Roles and Responsibilities
- Patient Care: PAs are trained to perform thorough medical evaluations, order and interpret diagnostic tests, and diagnose and manage various medical conditions. They can also provide preventive care, such as vaccinations, health screenings, and counseling.
- Treatment Planning: Physician assistants work closely with physicians to develop and implement patient treatment plans. This may involve prescribing medication, recommending therapies, and making necessary referrals to specialists.
- Procedures: In some cases, PAs can perform medical procedures, like suturing wounds, setting fractures, and assisting in surgery. This helps in ensuring that patients receive prompt and effective care.
- Education and Counseling: PAs often educate patients about their conditions, treatment options, and ways to maintain good health. They provide valuable information to help patients make informed decisions about their healthcare.
Physician assistants are instrumental in improving healthcare accessibility and quality. Here’s how they make a difference:
- Meeting Growing Healthcare Demands: PAs help alleviate the physician shortage and extend the reach of healthcare services to underserved communities.
- Cost-Effective Care: They offer cost-effective healthcare, reducing the burden on patients and the healthcare system.

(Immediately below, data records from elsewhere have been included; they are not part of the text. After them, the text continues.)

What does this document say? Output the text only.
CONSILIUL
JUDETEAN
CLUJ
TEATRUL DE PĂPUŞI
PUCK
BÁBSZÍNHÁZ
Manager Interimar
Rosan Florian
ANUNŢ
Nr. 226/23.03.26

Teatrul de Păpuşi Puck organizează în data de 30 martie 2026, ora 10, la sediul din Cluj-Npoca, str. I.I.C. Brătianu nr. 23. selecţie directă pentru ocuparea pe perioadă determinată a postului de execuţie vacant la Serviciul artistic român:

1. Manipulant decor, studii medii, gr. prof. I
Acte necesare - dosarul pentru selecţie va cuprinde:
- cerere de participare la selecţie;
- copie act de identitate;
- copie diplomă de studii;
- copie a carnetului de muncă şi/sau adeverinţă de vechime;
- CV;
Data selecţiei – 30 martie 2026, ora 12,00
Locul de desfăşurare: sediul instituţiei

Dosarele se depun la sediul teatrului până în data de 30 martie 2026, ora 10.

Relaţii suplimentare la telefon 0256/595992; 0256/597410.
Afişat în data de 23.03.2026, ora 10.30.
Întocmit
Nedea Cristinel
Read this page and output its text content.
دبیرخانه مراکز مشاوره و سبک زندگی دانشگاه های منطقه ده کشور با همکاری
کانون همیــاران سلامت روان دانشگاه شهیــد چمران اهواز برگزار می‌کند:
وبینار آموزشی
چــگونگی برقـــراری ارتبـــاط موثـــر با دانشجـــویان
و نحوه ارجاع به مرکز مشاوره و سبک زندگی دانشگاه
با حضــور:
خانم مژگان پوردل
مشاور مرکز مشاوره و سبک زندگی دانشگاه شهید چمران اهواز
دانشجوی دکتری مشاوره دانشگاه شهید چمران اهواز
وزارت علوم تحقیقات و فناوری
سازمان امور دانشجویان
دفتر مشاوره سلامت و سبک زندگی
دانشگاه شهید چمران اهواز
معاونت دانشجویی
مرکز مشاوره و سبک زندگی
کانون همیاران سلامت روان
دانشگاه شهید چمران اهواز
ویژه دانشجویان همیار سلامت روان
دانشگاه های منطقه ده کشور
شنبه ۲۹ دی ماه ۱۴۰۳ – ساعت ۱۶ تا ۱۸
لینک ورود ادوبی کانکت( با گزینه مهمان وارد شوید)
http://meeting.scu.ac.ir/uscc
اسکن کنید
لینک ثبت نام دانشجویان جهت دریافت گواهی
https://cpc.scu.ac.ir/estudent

- Enhanced Patient Experience: PAs often spend more time with patients, offering a more personalized and empathetic approach to care.
- Team-Based Care: They work collaboratively with physicians, nurses, and other healthcare professionals, creating a more comprehensive and efficient approach to patient care.
Education and Training
- Bachelor’s Degree: PAs usually start with a bachelor’s degree in a healthcare-related field, which includes prerequisite coursework in biology, chemistry, and other science subjects.
- Master’s Degree: They then enroll in a Master of Physician Assistant Studies (MPAS) program, which typically takes two years to complete. These programs include both classroom instruction and clinical rotations.
- Certification: After graduation, aspiring PAs must pass the Physician Assistant National Certifying Examination (PANCE) to become certified PAs. This certification is required in all states.
- Licensure: PAs must also obtain a state license to practice, which may include passing a state-specific exam.